To make the ice cream base, melt the butter in a medium saucepan over medium heat. Stir in the brown sugar and salt. Whisk in 1 cup of the cream and all of the milk. Continue to stir occasionally until warm.
Pour the remaining 1 cup cream into a large bowl and set a large mesh strainer on top.
In another bowl, whisk the egg yolks. Slowly pour the warm brown sugar mixture into the egg yolks, whisking constantly, then pour the warmed egg yolks back into the saucepan.
Stir the mixture with a rubber scraper constantly over medium heat, being sure to scrape the bottom as you stir. Once the mixture thickens and coats the back of the scraper, pour it through the strainer and stir into the cream.
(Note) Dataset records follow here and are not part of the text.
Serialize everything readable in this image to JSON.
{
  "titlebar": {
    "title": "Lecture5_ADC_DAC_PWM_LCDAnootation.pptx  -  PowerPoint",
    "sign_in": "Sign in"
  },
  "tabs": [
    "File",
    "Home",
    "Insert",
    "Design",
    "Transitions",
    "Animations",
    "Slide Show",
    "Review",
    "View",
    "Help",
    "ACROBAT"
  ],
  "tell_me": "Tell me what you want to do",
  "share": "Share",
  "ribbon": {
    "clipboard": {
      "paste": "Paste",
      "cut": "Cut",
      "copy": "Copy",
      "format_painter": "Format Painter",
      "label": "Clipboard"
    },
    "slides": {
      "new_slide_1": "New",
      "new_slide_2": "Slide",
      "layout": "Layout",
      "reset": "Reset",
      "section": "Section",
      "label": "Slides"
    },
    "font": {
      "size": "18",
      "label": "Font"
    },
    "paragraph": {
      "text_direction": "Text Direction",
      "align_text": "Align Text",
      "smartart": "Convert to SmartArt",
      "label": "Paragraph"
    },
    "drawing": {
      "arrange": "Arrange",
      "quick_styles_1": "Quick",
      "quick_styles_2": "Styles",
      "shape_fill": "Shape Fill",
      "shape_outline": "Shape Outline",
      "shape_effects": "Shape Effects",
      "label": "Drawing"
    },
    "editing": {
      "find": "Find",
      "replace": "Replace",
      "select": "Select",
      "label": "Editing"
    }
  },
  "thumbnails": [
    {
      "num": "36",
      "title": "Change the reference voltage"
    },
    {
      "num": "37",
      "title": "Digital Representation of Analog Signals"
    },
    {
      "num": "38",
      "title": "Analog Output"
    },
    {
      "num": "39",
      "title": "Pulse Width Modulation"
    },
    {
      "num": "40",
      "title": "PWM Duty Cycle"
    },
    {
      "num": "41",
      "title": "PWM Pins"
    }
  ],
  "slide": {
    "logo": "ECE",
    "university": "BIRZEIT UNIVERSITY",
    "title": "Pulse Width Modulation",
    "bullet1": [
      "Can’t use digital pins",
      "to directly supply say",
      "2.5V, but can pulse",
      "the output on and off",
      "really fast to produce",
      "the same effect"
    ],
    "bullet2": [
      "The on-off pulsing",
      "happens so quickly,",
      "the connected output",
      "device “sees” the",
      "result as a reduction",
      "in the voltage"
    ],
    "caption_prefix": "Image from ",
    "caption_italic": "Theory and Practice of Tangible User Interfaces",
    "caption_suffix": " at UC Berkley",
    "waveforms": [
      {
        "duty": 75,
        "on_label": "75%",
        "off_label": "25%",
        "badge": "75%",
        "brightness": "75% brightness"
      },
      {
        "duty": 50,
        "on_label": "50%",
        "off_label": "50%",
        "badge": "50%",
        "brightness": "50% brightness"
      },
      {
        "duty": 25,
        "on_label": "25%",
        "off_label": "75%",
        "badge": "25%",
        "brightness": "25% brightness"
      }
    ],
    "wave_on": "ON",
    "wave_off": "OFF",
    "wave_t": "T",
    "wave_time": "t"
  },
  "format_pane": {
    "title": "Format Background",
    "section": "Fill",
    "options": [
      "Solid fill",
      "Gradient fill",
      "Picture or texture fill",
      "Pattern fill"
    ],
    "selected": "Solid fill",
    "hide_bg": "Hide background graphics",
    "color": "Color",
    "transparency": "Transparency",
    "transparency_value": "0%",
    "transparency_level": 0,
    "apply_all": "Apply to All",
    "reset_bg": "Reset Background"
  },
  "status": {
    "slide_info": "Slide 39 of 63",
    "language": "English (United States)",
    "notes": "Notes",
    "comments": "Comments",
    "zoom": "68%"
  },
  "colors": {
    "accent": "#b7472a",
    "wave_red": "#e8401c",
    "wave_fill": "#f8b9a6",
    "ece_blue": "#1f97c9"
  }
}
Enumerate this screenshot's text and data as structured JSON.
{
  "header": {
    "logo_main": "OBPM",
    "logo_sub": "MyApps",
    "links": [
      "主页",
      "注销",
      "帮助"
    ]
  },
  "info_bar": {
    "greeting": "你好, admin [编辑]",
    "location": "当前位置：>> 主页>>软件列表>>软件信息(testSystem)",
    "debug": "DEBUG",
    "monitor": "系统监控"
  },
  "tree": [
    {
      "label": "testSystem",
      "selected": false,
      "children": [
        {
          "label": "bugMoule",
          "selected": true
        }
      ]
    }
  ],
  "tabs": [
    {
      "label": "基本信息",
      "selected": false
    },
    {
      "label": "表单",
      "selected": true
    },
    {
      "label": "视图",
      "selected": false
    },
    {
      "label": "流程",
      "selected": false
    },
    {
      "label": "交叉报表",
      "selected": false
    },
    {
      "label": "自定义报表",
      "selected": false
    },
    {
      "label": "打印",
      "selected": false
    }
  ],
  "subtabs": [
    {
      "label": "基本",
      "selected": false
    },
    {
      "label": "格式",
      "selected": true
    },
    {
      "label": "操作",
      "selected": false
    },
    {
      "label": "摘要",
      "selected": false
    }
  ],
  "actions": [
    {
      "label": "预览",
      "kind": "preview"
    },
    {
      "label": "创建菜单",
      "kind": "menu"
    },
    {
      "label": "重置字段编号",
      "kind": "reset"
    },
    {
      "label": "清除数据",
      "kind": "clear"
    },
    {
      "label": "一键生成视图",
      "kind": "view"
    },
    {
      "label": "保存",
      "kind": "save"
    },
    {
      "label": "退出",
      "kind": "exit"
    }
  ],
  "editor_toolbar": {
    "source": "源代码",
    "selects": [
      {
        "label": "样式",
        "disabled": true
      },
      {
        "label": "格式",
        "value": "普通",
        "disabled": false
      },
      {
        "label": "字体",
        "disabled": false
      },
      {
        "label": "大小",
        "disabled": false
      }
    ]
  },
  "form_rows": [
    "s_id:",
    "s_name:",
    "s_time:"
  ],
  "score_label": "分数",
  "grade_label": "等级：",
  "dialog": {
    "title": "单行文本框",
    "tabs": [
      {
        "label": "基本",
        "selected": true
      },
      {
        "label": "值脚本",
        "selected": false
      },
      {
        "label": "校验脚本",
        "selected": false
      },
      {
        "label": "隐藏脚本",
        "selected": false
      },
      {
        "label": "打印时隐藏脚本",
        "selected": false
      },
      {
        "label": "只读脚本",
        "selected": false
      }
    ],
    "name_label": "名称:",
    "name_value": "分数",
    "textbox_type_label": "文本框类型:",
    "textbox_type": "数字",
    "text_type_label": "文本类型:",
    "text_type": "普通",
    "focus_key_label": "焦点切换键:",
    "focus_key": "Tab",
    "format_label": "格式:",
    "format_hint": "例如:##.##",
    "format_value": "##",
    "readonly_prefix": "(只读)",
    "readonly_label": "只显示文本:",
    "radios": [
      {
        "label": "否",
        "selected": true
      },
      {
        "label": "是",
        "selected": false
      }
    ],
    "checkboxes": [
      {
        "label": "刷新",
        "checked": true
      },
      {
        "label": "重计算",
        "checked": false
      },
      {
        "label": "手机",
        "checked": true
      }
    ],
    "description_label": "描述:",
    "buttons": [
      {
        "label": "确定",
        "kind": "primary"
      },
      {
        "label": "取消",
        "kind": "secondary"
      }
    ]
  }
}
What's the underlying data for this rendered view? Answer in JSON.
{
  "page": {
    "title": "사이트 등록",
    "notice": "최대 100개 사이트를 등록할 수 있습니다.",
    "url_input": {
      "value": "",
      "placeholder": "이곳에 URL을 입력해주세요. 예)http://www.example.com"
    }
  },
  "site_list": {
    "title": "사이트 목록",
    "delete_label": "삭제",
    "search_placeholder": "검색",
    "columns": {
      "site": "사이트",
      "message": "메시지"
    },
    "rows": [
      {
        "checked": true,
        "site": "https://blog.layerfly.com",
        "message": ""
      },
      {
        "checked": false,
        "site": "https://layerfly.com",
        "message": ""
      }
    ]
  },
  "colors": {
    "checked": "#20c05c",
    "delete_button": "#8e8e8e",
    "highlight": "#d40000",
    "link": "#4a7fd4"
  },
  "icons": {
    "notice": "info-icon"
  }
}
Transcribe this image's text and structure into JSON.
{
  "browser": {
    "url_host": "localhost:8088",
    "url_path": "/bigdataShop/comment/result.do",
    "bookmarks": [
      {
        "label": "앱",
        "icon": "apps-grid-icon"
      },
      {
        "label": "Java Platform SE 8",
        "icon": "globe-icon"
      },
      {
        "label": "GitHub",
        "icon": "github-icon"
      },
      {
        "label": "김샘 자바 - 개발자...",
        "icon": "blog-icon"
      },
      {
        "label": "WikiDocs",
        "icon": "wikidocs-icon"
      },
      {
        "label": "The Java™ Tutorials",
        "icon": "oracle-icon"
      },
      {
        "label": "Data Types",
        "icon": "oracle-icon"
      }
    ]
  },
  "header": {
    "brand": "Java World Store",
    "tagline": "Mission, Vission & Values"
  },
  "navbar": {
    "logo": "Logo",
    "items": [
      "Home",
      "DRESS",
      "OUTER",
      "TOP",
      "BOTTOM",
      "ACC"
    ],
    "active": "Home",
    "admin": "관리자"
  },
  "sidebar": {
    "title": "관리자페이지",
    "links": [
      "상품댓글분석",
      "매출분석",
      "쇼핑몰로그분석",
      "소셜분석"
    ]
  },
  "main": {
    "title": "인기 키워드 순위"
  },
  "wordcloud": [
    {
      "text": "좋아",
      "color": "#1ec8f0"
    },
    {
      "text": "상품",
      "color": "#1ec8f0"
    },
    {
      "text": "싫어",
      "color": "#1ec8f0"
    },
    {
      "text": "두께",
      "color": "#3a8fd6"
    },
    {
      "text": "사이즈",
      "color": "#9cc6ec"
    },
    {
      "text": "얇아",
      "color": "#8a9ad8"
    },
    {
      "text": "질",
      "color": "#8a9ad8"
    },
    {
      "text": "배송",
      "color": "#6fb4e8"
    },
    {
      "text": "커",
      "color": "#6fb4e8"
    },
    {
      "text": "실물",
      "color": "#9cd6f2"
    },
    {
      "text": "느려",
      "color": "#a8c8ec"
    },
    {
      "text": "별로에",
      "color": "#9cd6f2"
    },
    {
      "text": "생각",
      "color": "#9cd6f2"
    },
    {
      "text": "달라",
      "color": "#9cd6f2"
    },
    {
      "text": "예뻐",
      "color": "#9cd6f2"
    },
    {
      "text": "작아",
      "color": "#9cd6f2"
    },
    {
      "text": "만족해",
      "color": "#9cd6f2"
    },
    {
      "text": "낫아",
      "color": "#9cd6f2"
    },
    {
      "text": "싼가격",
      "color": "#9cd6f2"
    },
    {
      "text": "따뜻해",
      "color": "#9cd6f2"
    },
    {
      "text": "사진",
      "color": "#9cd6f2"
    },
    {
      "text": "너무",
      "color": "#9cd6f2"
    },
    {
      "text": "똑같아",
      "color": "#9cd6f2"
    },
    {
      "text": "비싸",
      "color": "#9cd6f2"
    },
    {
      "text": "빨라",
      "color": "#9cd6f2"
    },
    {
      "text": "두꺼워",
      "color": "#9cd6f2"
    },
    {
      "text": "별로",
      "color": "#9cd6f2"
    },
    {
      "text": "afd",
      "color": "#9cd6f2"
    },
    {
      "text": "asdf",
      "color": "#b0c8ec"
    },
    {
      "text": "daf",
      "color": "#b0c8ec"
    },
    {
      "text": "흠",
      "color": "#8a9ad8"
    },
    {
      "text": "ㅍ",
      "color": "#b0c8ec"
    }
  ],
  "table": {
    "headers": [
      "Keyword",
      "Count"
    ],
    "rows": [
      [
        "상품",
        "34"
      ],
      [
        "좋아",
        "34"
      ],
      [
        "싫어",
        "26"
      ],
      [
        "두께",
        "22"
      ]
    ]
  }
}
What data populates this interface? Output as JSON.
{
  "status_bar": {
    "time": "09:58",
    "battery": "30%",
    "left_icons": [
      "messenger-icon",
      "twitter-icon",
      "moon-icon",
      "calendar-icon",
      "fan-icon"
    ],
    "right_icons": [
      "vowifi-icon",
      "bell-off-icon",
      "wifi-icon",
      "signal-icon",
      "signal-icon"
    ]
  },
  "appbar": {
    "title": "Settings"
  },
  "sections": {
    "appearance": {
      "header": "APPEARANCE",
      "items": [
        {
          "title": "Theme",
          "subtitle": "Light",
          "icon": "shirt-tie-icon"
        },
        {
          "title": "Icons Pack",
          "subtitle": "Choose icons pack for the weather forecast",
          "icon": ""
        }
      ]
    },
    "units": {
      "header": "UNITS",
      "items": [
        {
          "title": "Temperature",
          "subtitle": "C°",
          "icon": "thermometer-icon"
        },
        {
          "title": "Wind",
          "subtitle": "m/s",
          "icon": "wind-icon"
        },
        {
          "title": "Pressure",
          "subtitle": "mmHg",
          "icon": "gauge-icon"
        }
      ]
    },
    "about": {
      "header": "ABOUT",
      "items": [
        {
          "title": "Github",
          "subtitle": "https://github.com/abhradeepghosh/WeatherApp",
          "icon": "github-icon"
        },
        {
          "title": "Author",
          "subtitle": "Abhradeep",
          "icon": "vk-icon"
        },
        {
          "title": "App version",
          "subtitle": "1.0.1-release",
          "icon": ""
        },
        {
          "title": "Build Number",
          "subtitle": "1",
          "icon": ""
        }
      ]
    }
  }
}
Add the vanilla and scotch and stir until cool over an ice bath. Cover the mixture loosely and let it chill thoroughly in the refrigerator.
Meanwhile, make the buttered pecans. Preheat the oven to 350ºF. Toss the pecans with the melted butter until well coated, then sprinkle with salt. Spread evenly on a baking sheet and toast in the oven until fragrant and lightly crisp, about 10 minutes. Stir the nuts once halfway through cooking. Let the pecans cool and chop coarsely.
Freeze the chilled cream mixture in your ice cream maker according to the manufacturer's instructions. Add the pecans in the last few minutes of churning. Place in an airtight container and store in the freezer for several days.